Un auteur dit : « on ne peux pas ne pas communiquer ».
-Si je choisis de ne pas exprimer, je n’ai aucun droit de reprocher à l’autre de ne pas me satisfaire.
-Si je choisis de ne pas dire, il est possible que je ne veuille pas ce que je pense vouloir.
-Je dois prendre le temps de mettre au courant les autres de mes pensées si je veux qu’ils les partagent.
5 Parallèle
*Tout moment problématique est un moment non-clarifié. J’entends par non-clarifié que je n’ai pas encore regardé en face.
Par contre, il n’y a pas plus de personnes claires que de quartiers maitrisés. Il n’y a que des quartiers pacifiés par la reconnaissance pleine et entière de tous ses membres.
6 La justice.
*La justice intérieure n’a aucun ordre à recevoir de l’extérieur.

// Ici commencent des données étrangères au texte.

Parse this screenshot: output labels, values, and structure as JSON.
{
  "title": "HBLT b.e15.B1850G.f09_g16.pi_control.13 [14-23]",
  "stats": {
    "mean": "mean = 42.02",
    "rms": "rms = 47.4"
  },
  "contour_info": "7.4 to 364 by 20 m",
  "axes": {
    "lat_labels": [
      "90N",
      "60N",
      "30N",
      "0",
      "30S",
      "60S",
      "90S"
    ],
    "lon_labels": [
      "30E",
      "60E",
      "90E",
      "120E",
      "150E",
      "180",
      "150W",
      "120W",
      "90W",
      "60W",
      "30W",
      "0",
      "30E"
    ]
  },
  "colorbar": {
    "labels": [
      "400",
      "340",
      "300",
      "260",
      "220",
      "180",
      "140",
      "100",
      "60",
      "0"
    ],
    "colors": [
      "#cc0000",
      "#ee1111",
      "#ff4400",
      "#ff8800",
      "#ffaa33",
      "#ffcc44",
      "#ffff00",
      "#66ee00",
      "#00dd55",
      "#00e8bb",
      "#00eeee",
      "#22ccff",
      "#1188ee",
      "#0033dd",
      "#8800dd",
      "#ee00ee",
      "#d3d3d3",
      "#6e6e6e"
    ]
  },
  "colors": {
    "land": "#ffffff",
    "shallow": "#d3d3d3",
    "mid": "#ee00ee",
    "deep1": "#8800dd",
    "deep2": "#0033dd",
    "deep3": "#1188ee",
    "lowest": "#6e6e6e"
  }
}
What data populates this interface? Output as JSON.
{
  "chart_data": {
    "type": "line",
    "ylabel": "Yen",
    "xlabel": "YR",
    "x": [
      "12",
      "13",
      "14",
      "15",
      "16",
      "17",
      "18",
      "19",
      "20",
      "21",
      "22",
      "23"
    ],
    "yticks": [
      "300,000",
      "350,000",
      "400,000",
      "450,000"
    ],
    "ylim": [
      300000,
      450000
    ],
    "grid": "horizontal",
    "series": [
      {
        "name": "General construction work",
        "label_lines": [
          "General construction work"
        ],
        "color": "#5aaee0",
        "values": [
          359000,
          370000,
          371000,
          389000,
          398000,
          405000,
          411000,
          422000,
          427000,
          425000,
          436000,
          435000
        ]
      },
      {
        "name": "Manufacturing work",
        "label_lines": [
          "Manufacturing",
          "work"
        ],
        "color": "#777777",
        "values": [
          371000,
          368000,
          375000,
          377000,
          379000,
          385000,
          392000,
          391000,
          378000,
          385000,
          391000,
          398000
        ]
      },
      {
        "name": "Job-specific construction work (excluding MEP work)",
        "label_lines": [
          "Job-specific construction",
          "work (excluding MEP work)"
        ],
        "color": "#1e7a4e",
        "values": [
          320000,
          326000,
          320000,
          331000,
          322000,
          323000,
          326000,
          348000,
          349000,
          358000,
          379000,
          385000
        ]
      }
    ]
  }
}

*La justice intérieure à le devoir de négocier avec l’extérieur.
*Mon éthique et ma justice intérieure sont d’une importance supérieure à ma vie.
C’est pour cela qu’il est important que mon éthique soit secrètement décidée, afin que ça ne soit pas l’extérieur qui m’ordonne, ou me convainc, de donner ma vie pour Quelque Chose.
*Je n’ai aucun droit sur les vies autour de moi, quelles qu’elles soient.
*il y a toujours un contrat entre deux êtres humains qui se rencontrent.
Si les clauses de ce contrat ne sont pas exprimées, elles sont implicites, c’est à dire qu’elles fonctionnent comme des clauses qu n’ont pas été négociées officiellement. Les rapports de domination sont souvent de ce type.
*Il ne sera jamais légitime de me reprocher de ne pas avoir respecté une règle implicite (qui n’a pas été clairement exprimée et acceptée).
*C’est de la responsabilité égale des deux parties si une ou plusieurs clauses du contrat restent implicites.
*L’autre sait mieux que moi où il a mal.
Je sais mieux que l’autre où j’ai mal.
En conclusion :
(Ceci n’est pas une règle de morale)
A chaque objet que je vole, je visualise un nouveau vigile ; à chaque bien matériel que je détruis, je visualise un casque, un gaz asphyxiant, un peu plus de crédit pour la répression.